Sitting there in my apparent, evident innocence, my mind rang a muted, brief “What the hell is going off here?” alarm bell until it was concluded that things had moved on without issue. But those few seconds of inspection seemed like an eternity, but she’d decided it was suitable and put it on. I helped sort the odd twisted bra strap and admired the view in front of me whilst also remembering just how nice that was to wear, particularly with breast forms and how much pleasure I’d had in wearing it, albeit not recently.
Our few days away took us into department stores on an aimless wander around the city we were visiting, where, as usual, the quick reader that I am spotted signs saying ‘Lingerie’ but without setting about a desire to either be there or not – I really wasn’t bothered either way.

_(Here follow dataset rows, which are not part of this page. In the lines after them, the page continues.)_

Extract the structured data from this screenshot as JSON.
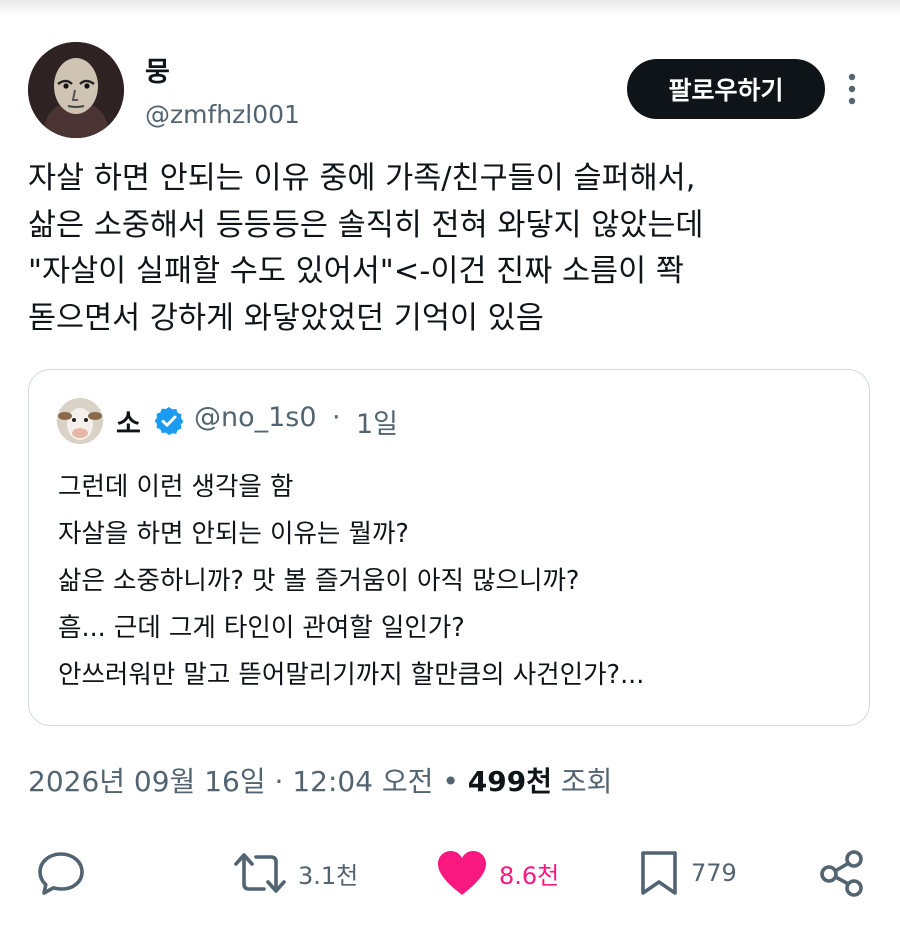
{
  "author": {
    "name": "뭉",
    "handle": "@zmfhzl001"
  },
  "follow_label": "팔로우하기",
  "tweet_text": "자살 하면 안되는 이유 중에 가족/친구들이 슬퍼해서,\n삶은 소중해서 등등등은 솔직히 전혀 와닿지 않았는데\n\"자살이 실패할 수도 있어서\"<-이건 진짜 소름이 쫙\n돋으면서 강하게 와닿았었던 기억이 있음",
  "quote": {
    "name": "소",
    "handle": "@no_1s0",
    "separator": "·",
    "time": "1일",
    "text": "그런데 이런 생각을 함\n자살을 하면 안되는 이유는 뭘까?\n삶은 소중하니까? 맛 볼 즐거움이 아직 많으니까?\n흠... 근데 그게 타인이 관여할 일인가?\n안쓰러워만 말고 뜯어말리기까지 할만큼의 사건인가?..."
  },
  "meta": {
    "date": "2026년 09월 16일",
    "sep1": " · ",
    "time": "12:04 오전",
    "sep2": " • ",
    "views": "499천",
    "views_label": " 조회"
  },
  "actions": {
    "retweets": "3.1천",
    "likes": "8.6천",
    "bookmarks": "779"
  },
  "colors": {
    "like": "#f91880",
    "verified": "#1d9bf0",
    "muted": "#536471",
    "button": "#0f1419"
  }
}
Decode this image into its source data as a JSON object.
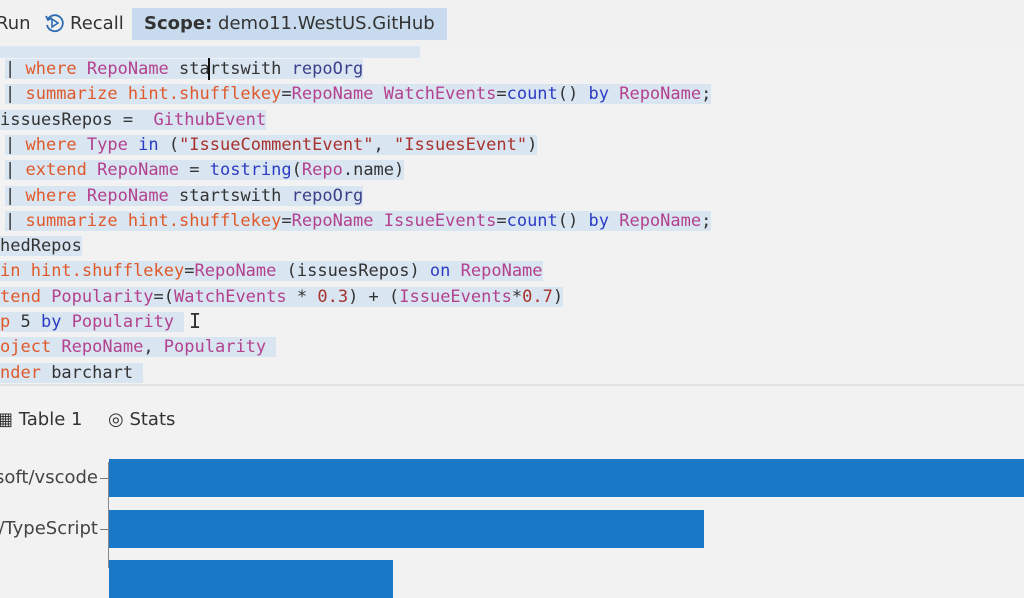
{
  "toolbar": {
    "run_label": "Run",
    "recall_label": "Recall",
    "scope_label": "Scope:",
    "scope_value": "demo11.WestUS.GitHub"
  },
  "editor": {
    "lines": [
      [
        [
          "| ",
          "p"
        ],
        [
          "where ",
          "k"
        ],
        [
          "RepoName ",
          "c"
        ],
        [
          "startswith ",
          "p"
        ],
        [
          "repoOrg",
          "v"
        ]
      ],
      [
        [
          "| ",
          "p"
        ],
        [
          "summarize ",
          "k"
        ],
        [
          "hint.shufflekey",
          "k"
        ],
        [
          "=",
          "p"
        ],
        [
          "RepoName ",
          "c"
        ],
        [
          "WatchEvents",
          "c"
        ],
        [
          "=",
          "p"
        ],
        [
          "count",
          "b"
        ],
        [
          "() ",
          "p"
        ],
        [
          "by ",
          "b"
        ],
        [
          "RepoName",
          "c"
        ],
        [
          ";",
          "p"
        ]
      ],
      [
        [
          "issuesRepos =  ",
          "p"
        ],
        [
          "GithubEvent",
          "c"
        ]
      ],
      [
        [
          "| ",
          "p"
        ],
        [
          "where ",
          "k"
        ],
        [
          "Type ",
          "c"
        ],
        [
          "in ",
          "b"
        ],
        [
          "(",
          "p"
        ],
        [
          "\"IssueCommentEvent\"",
          "s"
        ],
        [
          ", ",
          "p"
        ],
        [
          "\"IssuesEvent\"",
          "s"
        ],
        [
          ")",
          "p"
        ]
      ],
      [
        [
          "| ",
          "p"
        ],
        [
          "extend ",
          "k"
        ],
        [
          "RepoName ",
          "c"
        ],
        [
          "= ",
          "p"
        ],
        [
          "tostring",
          "b"
        ],
        [
          "(",
          "p"
        ],
        [
          "Repo",
          "c"
        ],
        [
          ".name)",
          "p"
        ]
      ],
      [
        [
          "| ",
          "p"
        ],
        [
          "where ",
          "k"
        ],
        [
          "RepoName ",
          "c"
        ],
        [
          "startswith ",
          "p"
        ],
        [
          "repoOrg",
          "v"
        ]
      ],
      [
        [
          "| ",
          "p"
        ],
        [
          "summarize ",
          "k"
        ],
        [
          "hint.shufflekey",
          "k"
        ],
        [
          "=",
          "p"
        ],
        [
          "RepoName ",
          "c"
        ],
        [
          "IssueEvents",
          "c"
        ],
        [
          "=",
          "p"
        ],
        [
          "count",
          "b"
        ],
        [
          "() ",
          "p"
        ],
        [
          "by ",
          "b"
        ],
        [
          "RepoName",
          "c"
        ],
        [
          ";",
          "p"
        ]
      ],
      [
        [
          "hedRepos",
          "p"
        ]
      ],
      [
        [
          "in ",
          "k"
        ],
        [
          "hint.shufflekey",
          "k"
        ],
        [
          "=",
          "p"
        ],
        [
          "RepoName ",
          "c"
        ],
        [
          "(issuesRepos) ",
          "p"
        ],
        [
          "on ",
          "b"
        ],
        [
          "RepoName",
          "c"
        ]
      ],
      [
        [
          "tend ",
          "k"
        ],
        [
          "Popularity",
          "c"
        ],
        [
          "=(",
          "p"
        ],
        [
          "WatchEvents ",
          "c"
        ],
        [
          "* ",
          "p"
        ],
        [
          "0.3",
          "n"
        ],
        [
          ") + (",
          "p"
        ],
        [
          "IssueEvents",
          "c"
        ],
        [
          "*",
          "p"
        ],
        [
          "0.7",
          "n"
        ],
        [
          ")",
          "p"
        ]
      ],
      [
        [
          "p ",
          "k"
        ],
        [
          "5 ",
          "p"
        ],
        [
          "by ",
          "b"
        ],
        [
          "Popularity ",
          "c"
        ]
      ],
      [
        [
          "oject ",
          "k"
        ],
        [
          "RepoName",
          "c"
        ],
        [
          ", ",
          "p"
        ],
        [
          "Popularity ",
          "c"
        ]
      ],
      [
        [
          "nder ",
          "k"
        ],
        [
          "barchart ",
          "p"
        ]
      ]
    ]
  },
  "results": {
    "tabs": [
      {
        "label": "Table 1",
        "icon": "table-icon"
      },
      {
        "label": "Stats",
        "icon": "stats-icon"
      }
    ]
  },
  "chart_data": {
    "type": "bar",
    "orientation": "horizontal",
    "categories": [
      "soft/vscode",
      "t/TypeScript",
      ""
    ],
    "values": [
      1.0,
      0.65,
      0.31
    ],
    "color": "#1a78c8",
    "xlabel": "",
    "ylabel": ""
  }
}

I reasoned that, if we passed, then there would be some covert screening from distance, but nothing more. In another store, there were the odd racks of stockings and other hosiery, and my darting scanning eyes quickly sought to confirm, for no reason whatsoever, that what I was seeing was stockings, not tights or anything else as if there was a need to tick a box somewhere.
Whilst queuing at the checkout with the general things that had been picked up, as we snaked through those zig-zag marshalling type routes to the pay desk, my attention was drawn back to the periphery and the lingerie area of the floor. On the top of the stockings display unit was one of those mannequin legs – the ones that are solely to display the stocking only. One of the legs standing high in the air on top of the unit, was adorned with a black stocking with a lacy black top – as the mental box ticking continued, I concluded that it was of the hold up variety as there was no mannequin body to which a suspender belt might have been holding up the stocking. Satisfied that I had well and truly ticked that box, the draw of imagery nearby was dismissed and I quite simply moved on.
We had already taken a quick jaunt around the lingerie department earlier in our stroll. At one point, we were teetering on the edge of the area. Inside, I was urging my other half to go across the threshold and get a little closer. Something grabbed her attention and my inner euphoria – for some bizarre reason – celebrated the opportunity. We trailed a little further in, did a quick circle and, for what was, to be fair, a brief moment, lasting around a minute before we breezed out as quickly as we’d breezed in.
Where does this leave things for me? Here’s a recap. Other than the Avatar, there are no more pictures of me in any garment on any site under my control, there can be no peripheral geography, body shape or anything that might be seen by anyone, including me, to identify me. A wave of horror over on-line antics led me to another type of purge in deleting images from a total of three sites as I said in the previous blog entry.
The remote location remains the home to everything that was thrust in a box and stored there back in March – a handful of outfits, a pair of black lace topped hold-ups, a pair of white stockings, a pair of blue seamed stockings and those 38c breast forms.
Those items are so remote, even I can’t really get to them easily at all, although I know I could if I wanted to. Whatever drive it was that led to the delete button being repeatedly clicked upon to eradicate any archive images of me in various items of lingerie, was the same sort of drive that had previously carried me to that remote location, drove me to grab for those items without making eye contact with them, drove me to find the box and drove me to the extent that I went to , in order to make sure that they were far enough out of even my reach.
The mind is now clearer, more settled once more, but still able to recall, reminisce. As I have said before, even the silence of making the bed of a morning reminds of that same bed making process that usually preceded an early morning dressing session. Dressing time was always a deeply personal one, preparing myself was as equally fulfilling as the art of wearing, always co-ordinated, as tidy as possible, always adjusting, making right.
There are many other reminders, as I’ve remarked before, about memories of being crossdressed or crossdressing, occasions in life, places that I have been crossdressed, places where I have been whilst yearning to be crossdressed, journeys home in advance of immediately dressing when back home, stop offs on route to collect mail-ordered outfits and the same rush to get home to try that item on for the first time.
Whilst the acts may have ceased, whilst photographs can be and have been erased, memories cannot. Although sometimes difficult to bear, the fact that those memories linger and are recalled, is no different to the time over which covert crossdressing acts were carried out.
Wobble overcome, as ever though, one thing remains ever present – I remain the recovering crossdresser.